The study authors concluded that periodontitis is related to risk of congestive heart failure, and that high intake of tomatoes may mitigate this risk. While lycopene may facilitate this risk reduction, possibly by reducing levels of C-reactive protein, other beneficial nutrients found in tomatoes—such as vitamins C and A, folate, potassium, and bioflavonoids—may may also contribute to tomatoes’ heart-protective benefits in those with gum disease.
—Nelson Wood, DMD, DSc, MS
* Wood N, Johnson RB. The relationship between tomato intake and congestive heart failure risk in periodontitis subjects. J Clin Periodontol. 2004 Jul;31(7):574-80.
A daily dose of cranberry powder restores blood vessel health in animals with high cholesterol and atherosclerosis, according to research presented at the 35th Congress of the International Union of Physiological Sciences, held in San Diego, CA, in April 2005.*
Previous studies have suggested that cranberry juice may support cardiovascular health by boosting levels of beneficial HDL (high-density lipoprotein). Dr. Kris Krus-Elliott of the University of Wisconsin-Madison School of Veterinary Medicine presented evidence that cranberry extract may help to reduce the risk of developing heart disease and protect those who already have atherosclerosis from heart attack and stroke.
In their study, Dr. Krus-Elliott and her team used pigs bred to serve as an animal model of familial high cholesterol. The animals’ blood vessels do not function normally, and the pigs generally develop atherosclerosis (thickening and hardening of the arteries) at an early age. This chain of events is similar to heart disease progression in humans.
The animals were fed a daily dose of cranberry juice powder (150 grams of powder per kilogram of body weight) for six months. At the study’s end, the cranberry-supplemented pigs with high cholesterol displayed blood vessel function that was more like normal pigs. Pigs with high cholesterol that did not receive the cranberry supplement had significantly less vascular relaxation than the normal or cranberry-fed pigs.

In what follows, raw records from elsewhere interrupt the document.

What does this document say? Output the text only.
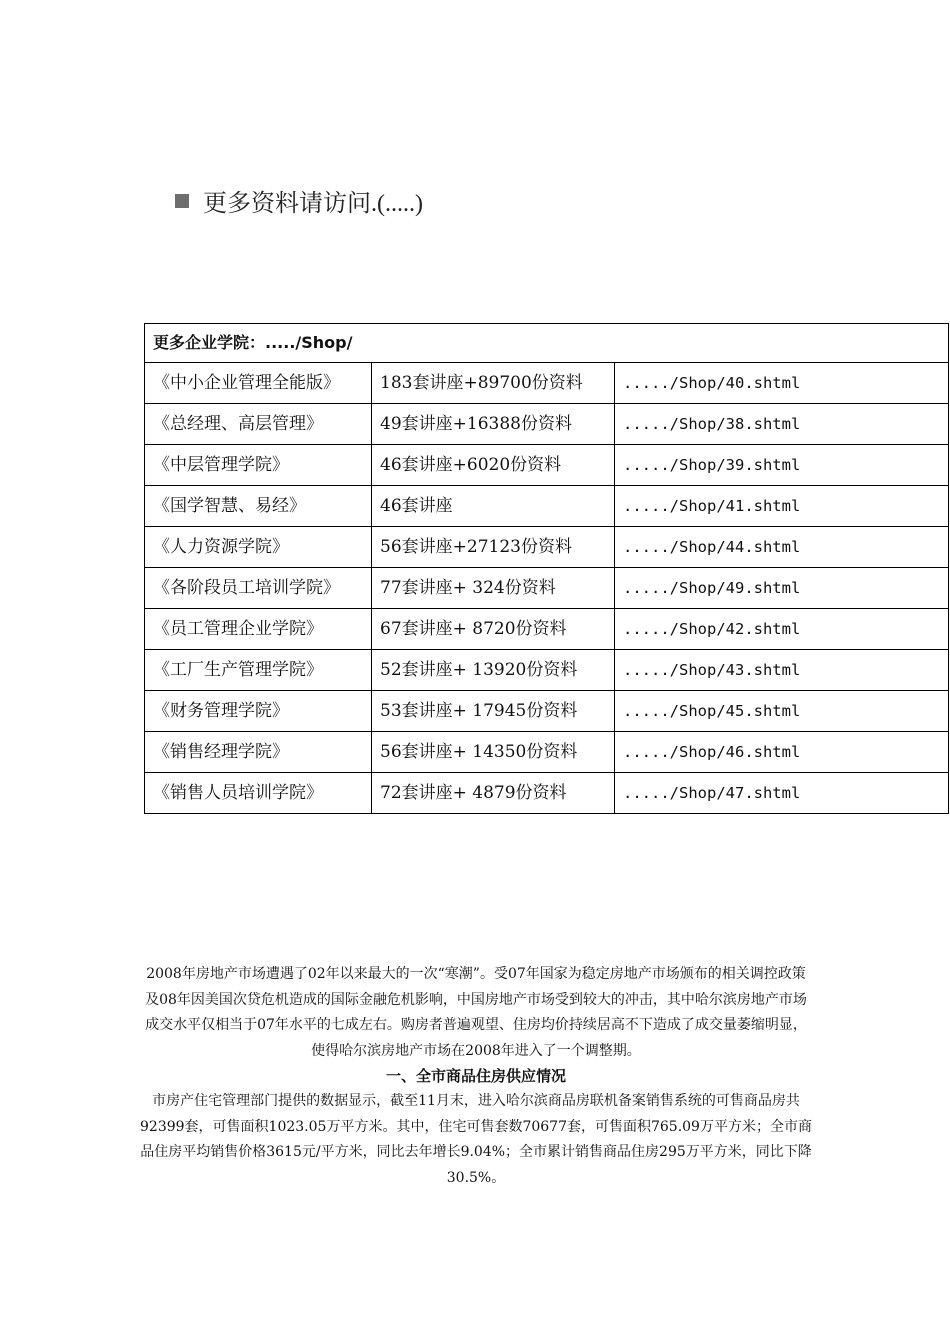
更多资料请访问.(.....)
更多企业学院：...../Shop/		
《中小企业管理全能版》	183套讲座+89700份资料	...../Shop/40.shtml
《总经理、高层管理》	49套讲座+16388份资料	...../Shop/38.shtml
《中层管理学院》	46套讲座+6020份资料	...../Shop/39.shtml
《国学智慧、易经》	46套讲座	...../Shop/41.shtml
《人力资源学院》	56套讲座+27123份资料	...../Shop/44.shtml
《各阶段员工培训学院》	77套讲座+ 324份资料	...../Shop/49.shtml
《员工管理企业学院》	67套讲座+ 8720份资料	...../Shop/42.shtml
《工厂生产管理学院》	52套讲座+ 13920份资料	...../Shop/43.shtml
《财务管理学院》	53套讲座+ 17945份资料	...../Shop/45.shtml
《销售经理学院》	56套讲座+ 14350份资料	...../Shop/46.shtml
《销售人员培训学院》	72套讲座+ 4879份资料	...../Shop/47.shtml

2008年房地产市场遭遇了02年以来最大的一次“寒潮”。受07年国家为稳定房地产市场颁布的相关调控政策及08年因美国次贷危机造成的国际金融危机影响，中国房地产市场受到较大的冲击，其中哈尔滨房地产市场成交水平仅相当于07年水平的七成左右。购房者普遍观望、住房均价持续居高不下造成了成交量萎缩明显，使得哈尔滨房地产市场在2008年进入了一个调整期。

一、全市商品住房供应情况

市房产住宅管理部门提供的数据显示，截至11月末，进入哈尔滨商品房联机备案销售系统的可售商品房共92399套，可售面积1023.05万平方米。其中，住宅可售套数70677套，可售面积765.09万平方米；全市商品住房平均销售价格3615元/平方米，同比去年增长9.04%；全市累计销售商品住房295万平方米，同比下降30.5%。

Dr. Krus-Elliott commented, “Since the abnormal functioning of blood vessels is an important component of heart disease, finding ways to improve vascular function in patients with high cholesterol and atherosclerosis is critical to helping protect these patients from consequences such as heart attack or stroke. The value of fruits and vegetables in our diet has recently been an area of intense research, and studies like this help us to understand the specific mechanisms by which the nutrients we consume can protect against heart disease.”